In Our VLPs, we loaded TNBC epitopes, which we used in last year’s project, onto the Hepatitis B core protein. Then, we tested the results’ functional stability and molecular dynamics and made comparisons between them depending of the oligomeric structure of the VLP, their sequence coverage, predicted IDDT per position, RMSD, RMSF and predicted alignment error.

Figs.6, 7, 8 illustrate our 6 VLPs. The first row in each figure illustrates the oligomeric structure of our VLPs after loading the epitopes on the HBc. The second row shows the sequence coverage and predicted IDDT per position for each VLP. The third and fourth rows show the RMSD and RMSF which calculate the stability and the flexibility of the VLPs respectively. The fifth and final row show the predicted alignment errors.

Vector development:

For the assembly and loading of our circuit, our team chose 2 plasmids as backbone; EEV and pcDNA which allows comparison between alpha virus vector and traditional vectors.

Parts assembly:

The team used Ecor1 restriction enzyme for both pcDNA and EEV plasmids.

Fig.9 represents the virtual digest using Ecor1 for pcDNA plasmid.

Fig.10 represents the virtual digest using Ecor1 for EEV plasmid.

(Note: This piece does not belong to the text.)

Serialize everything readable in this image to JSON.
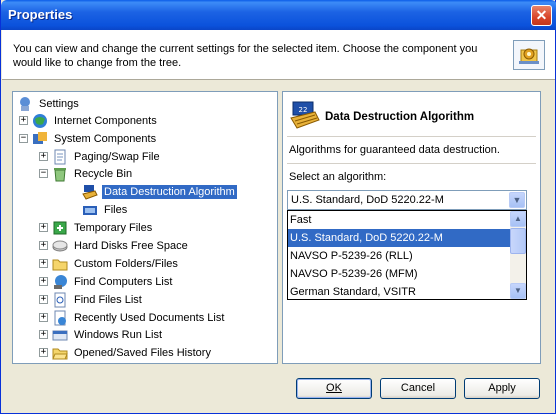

The vaccine assembly consists mainly of 3 parts (DD-MS2, snRNP-cas12g-L7Ae, and hBax-VLPvacc) that’s why we assembled using 2 plasmids; alpha virus plasmid (EEV) and traditional plasmid (pcDNA).

DD-MS2

For assembly of u2snRNP-cas12g-l7Ae, our team used 2 plasmids as backbone (EEV and pcDNA) which allows comparison between alpha virus vectors and traditional vectors. Another designed system includes a different riboswitch which consists of the MS2 protein that binds with small nuclear ribonulceoprotein U2-snRNP to inhibit transcription. In our design MS2 is fused to destabilizing domain (DD) by Gly-Ser linker which could be stabilized after administering Trimethoprim (TMP). TMP which acts as a small molecule inhibitor will free the MS2 after stabilizing DD. Free MS2 binds to U2-snRNP which inhibit the circuit so as to be able to control the transcription process in extreme conditions as cytokine storm or unpredictable results.

Golden gate:

pcDNA

EEV

Fig.12 Assembly of MS2-DD (EEV), Golden gate.

U2snRNP-cas12g-l7Ae

For assembly of u2snRNP-cas12g-l7Ae, our team used 2 plasmids as backbone (EEV and pcDNA) which allows comparison between alpha virus vectors and traditional vectors.

Cas12g is used in conjugation with L7Ae protein (that has an inhibitory effect on the transcription by binding to its kink-turn or snRNP) by Gly Ser linker. The system simply recognizes and binds to mRNA in the cancerous environment which leads to consumption of L7Ae protein. Therefore, not binding to kink-turn or snRNP to inhibit the inhibitory effect on the transcription which finally leads to stimulation of the transcription in order to increase the yield of the vaccine. That is why, it is a cell specific design by binding to mRNA of PD-L1 which has an immune evasion role in the cancerous environment especially TLCs.

Golden gate

pcDNA

EEV

Fig.14 assembly of u2snrp-cas12g-l7ae (Alpha virus vector).

hBAX-VLP assembly

For hBAX-VLP assembly, our team used 3 plasmid as backbone (EEV and pcDNA) which allows comparison between alpha virus vectors and traditional vectors.

Our TNBC vaccine is supposed to be injected intra-tumorally. That is why an oncolytic activity is added to the circuit via hBax to perform an apoptotic function which helps in both combating cancer cells and apoptotic bodies which release neo-epitopes to be recognized by immune cells.